Each file is separated into five major scenario plus one real data situation and a total of 17 challenges. For each challenge, first two steps are in evaluate_vary_situations_public.ipynb. First, data is simulated. Secondly, a list of methods are run and the performance is calculated. To generate a summary plot for each challenge, follow the steps in summary_metric_plot_public.ipynb, which is again separated into the same six situations and 17 challenges.

Setup

To run the methods as specified in the step above, one needs to create a conda environment for each method and install all the necessary packages.
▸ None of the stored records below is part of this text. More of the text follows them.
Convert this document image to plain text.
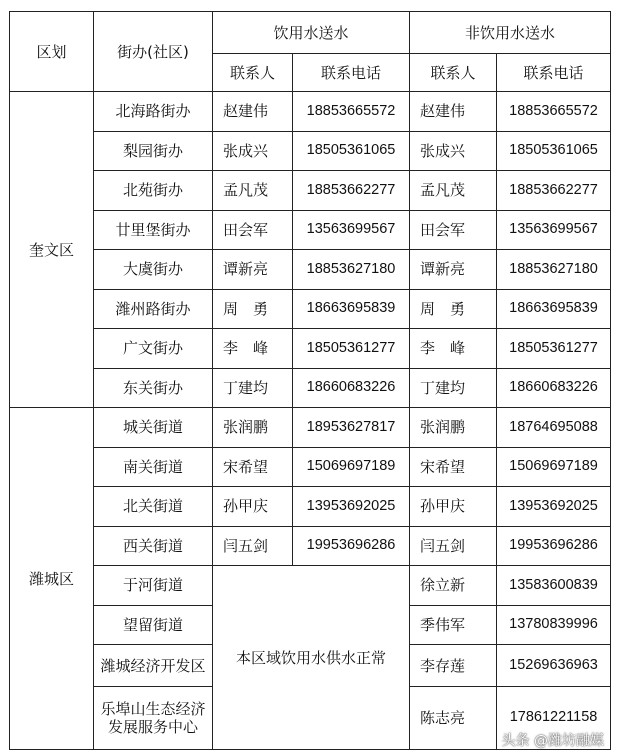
区划	街办(社区)	饮用水送水		非饮用水送水	
		联系人	联系电话	联系人	联系电话
奎文区	北海路街办	赵建伟	18853665572	赵建伟	18853665572
	梨园街办	张成兴	18505361065	张成兴	18505361065
	北苑街办	孟凡茂	18853662277	孟凡茂	18853662277
	廿里堡街办	田会军	13563699567	田会军	13563699567
	大虞街办	谭新亮	18853627180	谭新亮	18853627180
	潍州路街办	周　勇	18663695839	周　勇	18663695839
	广文街办	李　峰	18505361277	李　峰	18505361277
	东关街办	丁建均	18660683226	丁建均	18660683226
潍城区	城关街道	张润鹏	18953627817	张润鹏	18764695088
	南关街道	宋希望	15069697189	宋希望	15069697189
	北关街道	孙甲庆	13953692025	孙甲庆	13953692025
	西关街道	闫五剑	19953696286	闫五剑	19953696286
	于河街道	本区域饮用水供水正常		徐立新	13583600839
	望留街道			季伟军	13780839996

	潍城经济开发区			李存莲	15269636963

	乐埠山生态经济发展服务中心			陈志亮	17861221158
头条 @潍坊融媒
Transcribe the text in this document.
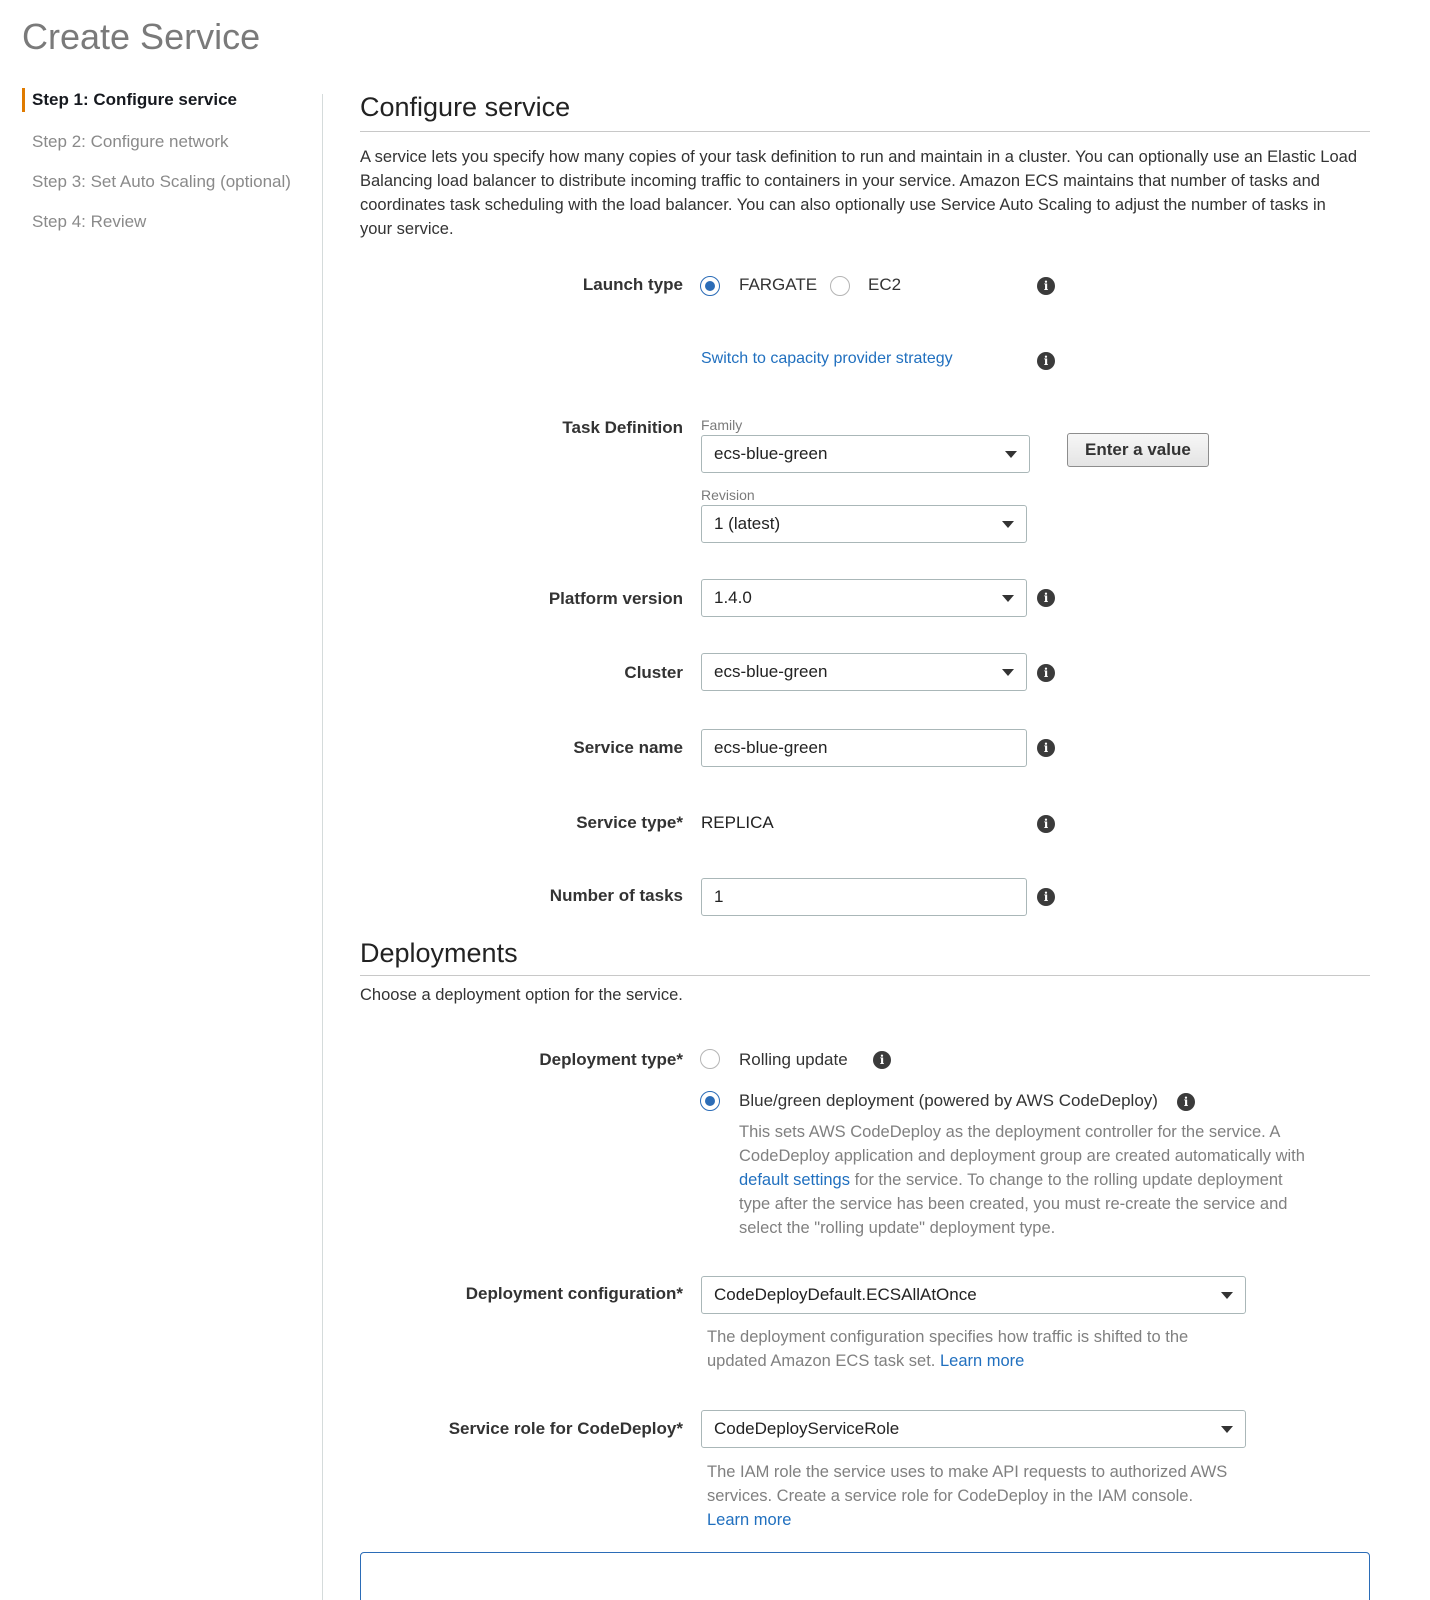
Create Service
Step 1: Configure service
Step 2: Configure network
Step 3: Set Auto Scaling (optional)
Step 4: Review
Configure service

A service lets you specify how many copies of your task definition to run and maintain in a cluster. You can optionally use an Elastic Load Balancing load balancer to distribute incoming traffic to containers in your service. Amazon ECS maintains that number of tasks and coordinates task scheduling with the load balancer. You can also optionally use Service Auto Scaling to adjust the number of tasks in your service.

Launch type	FARGATE	EC2	i
Switch to capacity provider strategy	i
Task Definition Family
ecs-blue-green	Enter a value
Revision
1 (latest)
Platform version	1.4.0	i
Cluster	ecs-blue-green	i
Service name	ecs-blue-green	i
Service type* REPLICA	i
Number of tasks	1	i
Deployments

Choose a deployment option for the service.

Deployment type*	Rolling update	i
Blue/green deployment (powered by AWS CodeDeploy)	i

This sets AWS CodeDeploy as the deployment controller for the service. A CodeDeploy application and deployment group are created automatically with default settings for the service. To change to the rolling update deployment type after the service has been created, you must re-create the service and select the "rolling update" deployment type.

Deployment configuration*	CodeDeployDefault.ECSAllAtOnce

The deployment configuration specifies how traffic is shifted to the updated Amazon ECS task set. Learn more

Service role for CodeDeploy*	CodeDeployServiceRole

The IAM role the service uses to make API requests to authorized AWS services. Create a service role for CodeDeploy in the IAM console.
Learn more
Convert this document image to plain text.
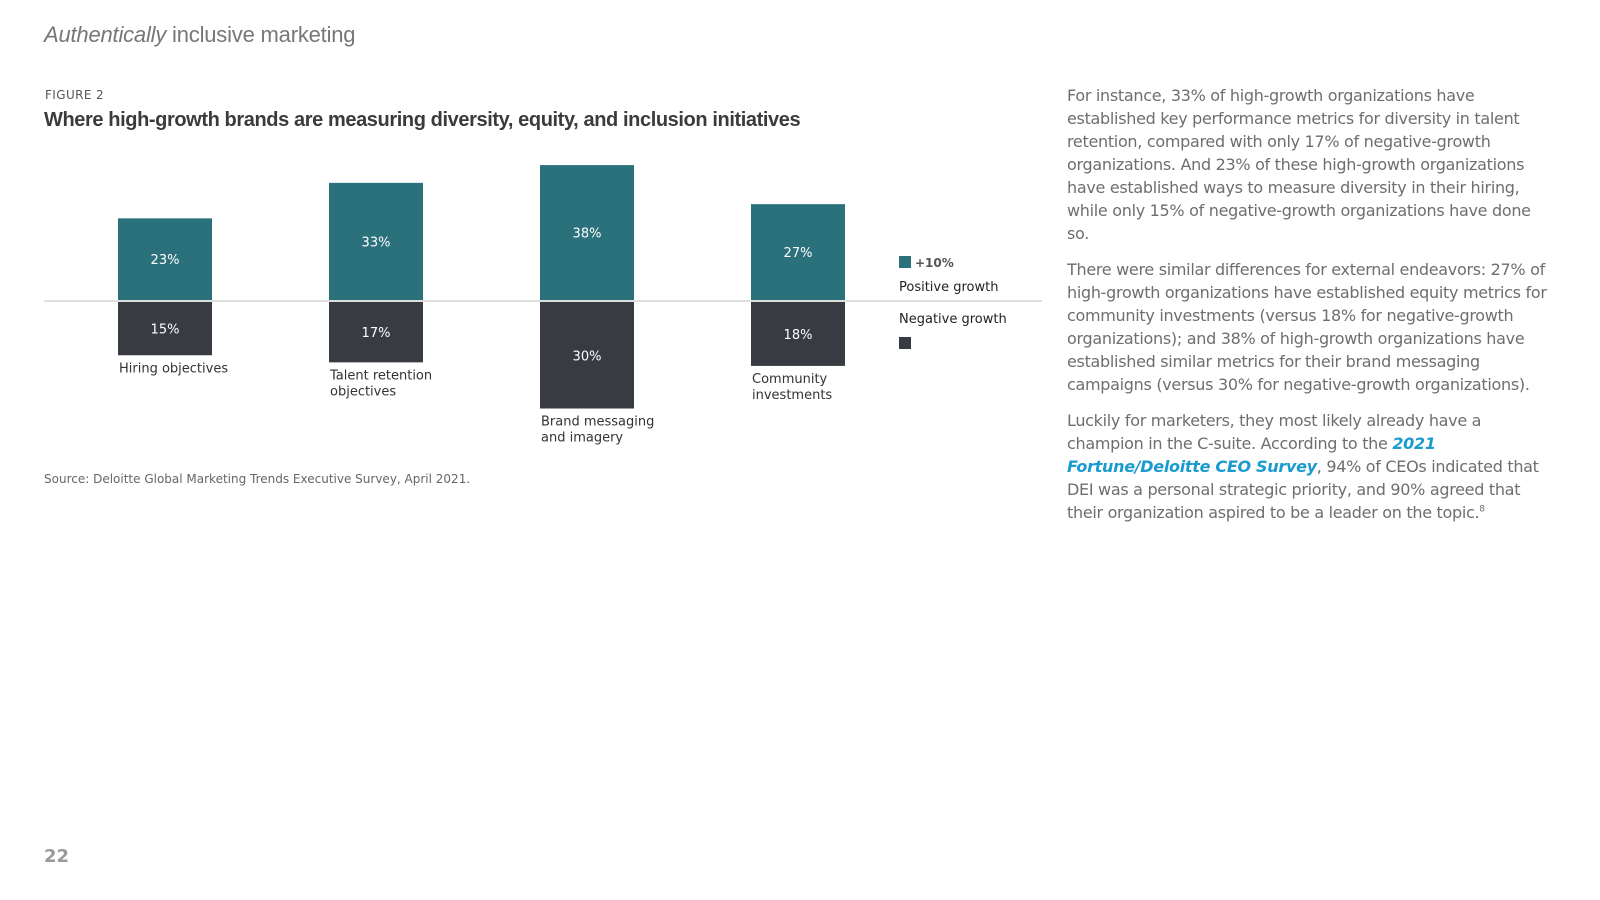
Authentically inclusive marketing
FIGURE 2
Where high-growth brands are measuring diversity, equity, and inclusion initiatives
23%
15%
Hiring objectives
33%
17%
Talent retention objectives
38%
30%
Brand messaging and imagery
27%
18%
Community investments
+10%
Positive growth
Negative growth
Source: Deloitte Global Marketing Trends Executive Survey, April 2021.

For instance, 33% of high-growth organizations have established key performance metrics for diversity in talent retention, compared with only 17% of negative-growth organizations. And 23% of these high-growth organizations have established ways to measure diversity in their hiring, while only 15% of negative-growth organizations have done so.

There were similar differences for external endeavors: 27% of high-growth organizations have established equity metrics for community investments (versus 18% for negative-growth organizations); and 38% of high-growth organizations have established similar metrics for their brand messaging campaigns (versus 30% for negative-growth organizations).

Luckily for marketers, they most likely already have a champion in the C-suite. According to the 2021 Fortune/Deloitte CEO Survey, 94% of CEOs indicated that DEI was a personal strategic priority, and 90% agreed that their organization aspired to be a leader on the topic.$^8$

22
Method-specific environment setup and execution

The list of methods evaluated are under the methods folder. Each subfolder contains files related to one method.

Installation (one conda environment is created for each method)

  • Option 1: run the '.*_env.txt' file line-by-line in linux and R to install the method and its dependencies.
  • Option 2: install using the .yml file to create the conda environment. E.g. run the code below to install the conda environment to run Seurat v4 or Seurat v3.
    conda env create -f seurat.yml
    

Evaluation environment setup

Data simulation, evaluation, and plot generation are run after activating the scib2 environment. Details about environment setup can be found in the methods/eval_scib2 folder.

Data

Processed source data and reference files used during data simulation and evaluations, as well as scripts to generate these files from raw dataset can be downloaded here.